The final topic of our discussion addresses a direction that was previously left unaddressed in the literature, rebalancing the initial distribution. We take an example and use it to showcase the effectiveness of the approach in Theorem 3. Considering the initial distribution $\mathbf{p}=\left(5/8,1/8,1/8,1/2^{16},1/2^{16},\cdots ,1/2^{16}\right)$, we notice that $H\left(\mathbf{p}\right)\ge 1/8log{2}^{16}=2$, and moreover, ${\mathbf{p}}_1/{\mathbf{p}}_2=5\ge 2^{2^{2-H\left(\mathbf{p}\right)}}$. Hence, according to Section 2.4, we may rebalance our distribution, even at its head. Explicitly taking $i=1$ and $\alpha =1/5<1/\left(1+2^{1/\left(2^{-16}+2^{H\left(\mathbf{p}\right)-2}\right)}\right)$, we construct $\mathbf{q}=\left(21/40,19/40,1/8,1/2^{16},1/2^{16},\cdots ,1/2^{16}\right)$ such that $\mathcal{M}\left(\mathbf{p}\right)\ge \mathcal{M}\left(\mathbf{q}\right)\ge 0$. From Remark 1, it follows that each such rebalancing can be prepended to the list construction in Section 2.2.

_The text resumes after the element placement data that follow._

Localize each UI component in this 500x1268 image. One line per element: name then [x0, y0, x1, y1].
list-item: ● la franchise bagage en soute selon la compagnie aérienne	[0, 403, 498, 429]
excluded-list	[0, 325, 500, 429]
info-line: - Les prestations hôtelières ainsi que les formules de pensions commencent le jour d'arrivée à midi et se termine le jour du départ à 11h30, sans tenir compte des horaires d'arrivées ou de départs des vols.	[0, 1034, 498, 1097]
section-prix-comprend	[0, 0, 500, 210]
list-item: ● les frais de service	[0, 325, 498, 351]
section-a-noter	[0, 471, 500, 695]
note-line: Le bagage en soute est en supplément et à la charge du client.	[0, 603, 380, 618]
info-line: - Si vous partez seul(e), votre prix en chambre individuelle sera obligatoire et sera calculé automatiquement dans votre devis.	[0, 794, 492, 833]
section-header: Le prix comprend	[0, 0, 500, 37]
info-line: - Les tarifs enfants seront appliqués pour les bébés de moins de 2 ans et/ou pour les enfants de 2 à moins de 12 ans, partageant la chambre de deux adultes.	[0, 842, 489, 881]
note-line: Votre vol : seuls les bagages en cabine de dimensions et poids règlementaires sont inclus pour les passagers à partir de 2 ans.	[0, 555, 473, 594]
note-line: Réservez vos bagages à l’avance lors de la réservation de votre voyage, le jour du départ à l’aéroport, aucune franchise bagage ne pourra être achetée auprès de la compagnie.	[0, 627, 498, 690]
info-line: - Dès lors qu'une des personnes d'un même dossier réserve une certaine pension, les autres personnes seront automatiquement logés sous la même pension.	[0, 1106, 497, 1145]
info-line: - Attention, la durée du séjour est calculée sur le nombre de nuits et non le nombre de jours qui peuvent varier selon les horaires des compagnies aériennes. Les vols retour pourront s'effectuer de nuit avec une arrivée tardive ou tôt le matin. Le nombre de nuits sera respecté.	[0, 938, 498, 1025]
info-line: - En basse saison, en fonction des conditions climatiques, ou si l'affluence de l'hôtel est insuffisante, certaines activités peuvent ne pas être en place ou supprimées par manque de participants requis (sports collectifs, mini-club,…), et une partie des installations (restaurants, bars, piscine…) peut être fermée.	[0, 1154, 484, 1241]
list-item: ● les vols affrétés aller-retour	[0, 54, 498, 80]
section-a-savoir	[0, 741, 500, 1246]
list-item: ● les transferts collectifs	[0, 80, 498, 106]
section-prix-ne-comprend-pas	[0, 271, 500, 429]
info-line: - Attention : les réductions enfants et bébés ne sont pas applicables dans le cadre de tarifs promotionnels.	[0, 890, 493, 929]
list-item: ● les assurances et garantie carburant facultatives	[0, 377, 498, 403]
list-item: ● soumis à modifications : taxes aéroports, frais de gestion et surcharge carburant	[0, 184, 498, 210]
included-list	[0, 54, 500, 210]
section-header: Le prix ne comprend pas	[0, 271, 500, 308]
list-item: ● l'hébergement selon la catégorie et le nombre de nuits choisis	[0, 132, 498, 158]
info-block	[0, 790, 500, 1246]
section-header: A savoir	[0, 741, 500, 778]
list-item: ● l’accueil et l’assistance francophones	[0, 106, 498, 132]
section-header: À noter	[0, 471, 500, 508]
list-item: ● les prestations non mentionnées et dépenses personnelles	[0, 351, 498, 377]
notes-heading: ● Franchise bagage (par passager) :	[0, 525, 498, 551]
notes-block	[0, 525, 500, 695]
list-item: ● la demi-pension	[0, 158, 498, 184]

However, continuing our example, we note that ${\mathbf{q}}_1/{\mathbf{q}}_2=2^{13}$, so taking $i=3$ and $\alpha =1/5$, we may once again apply this procedure to obtain $\mathbf{r}=\left(21/40,19/40,(1+2^{-15})/10,1/40+1/2^{14},1/2^{16},\cdots ,1/2^{16}\right)$ with $\mathcal{M}\left(\mathbf{p}\right)\ge \mathcal{M}\left(\mathbf{q}\right)\ge \mathcal{M}\left(\mathbf{r}\right)\ge 0$. Noting that now ${\mathbf{r}}_2/{\mathbf{r}}_3\ge 19/5=4.25$ and ${\mathbf{r}}_4/{\mathbf{r}}_5\ge 2^{16}/40=1638.4$, the procedure can continue, gradually trickling down mass from the head up to the tail.

We emphasize that the indices eligible for rebalancing change at every step and the indices that were once ineligible (such as 2 and 4) can become eligible at future steps. In fact, if we rebalance at Index 4, we notice that the fourth position in the newly created vector would be smaller than $(1+2^{-8})/50$, so Index 3 would once again become eligible. It follows that some indices can become eligible for rebalancing more than once.

In conclusion, in this paper, we strictly refined the work of [5] presenting a generalized approach in the form of Theorem 2, as well as a data-dependent numerical procedure resulting in tighter refinements. The rebalancing technique in Section 2.4 and Theorem 3 provides a significant improvement to the procedure in Theorem 2; thus, for future work, we propose a precise study of the convergence of this method on real data, as well as a follow-up work showing how the same method can be applied to other inequalities, such as Rioul’s inequality, Equation (4).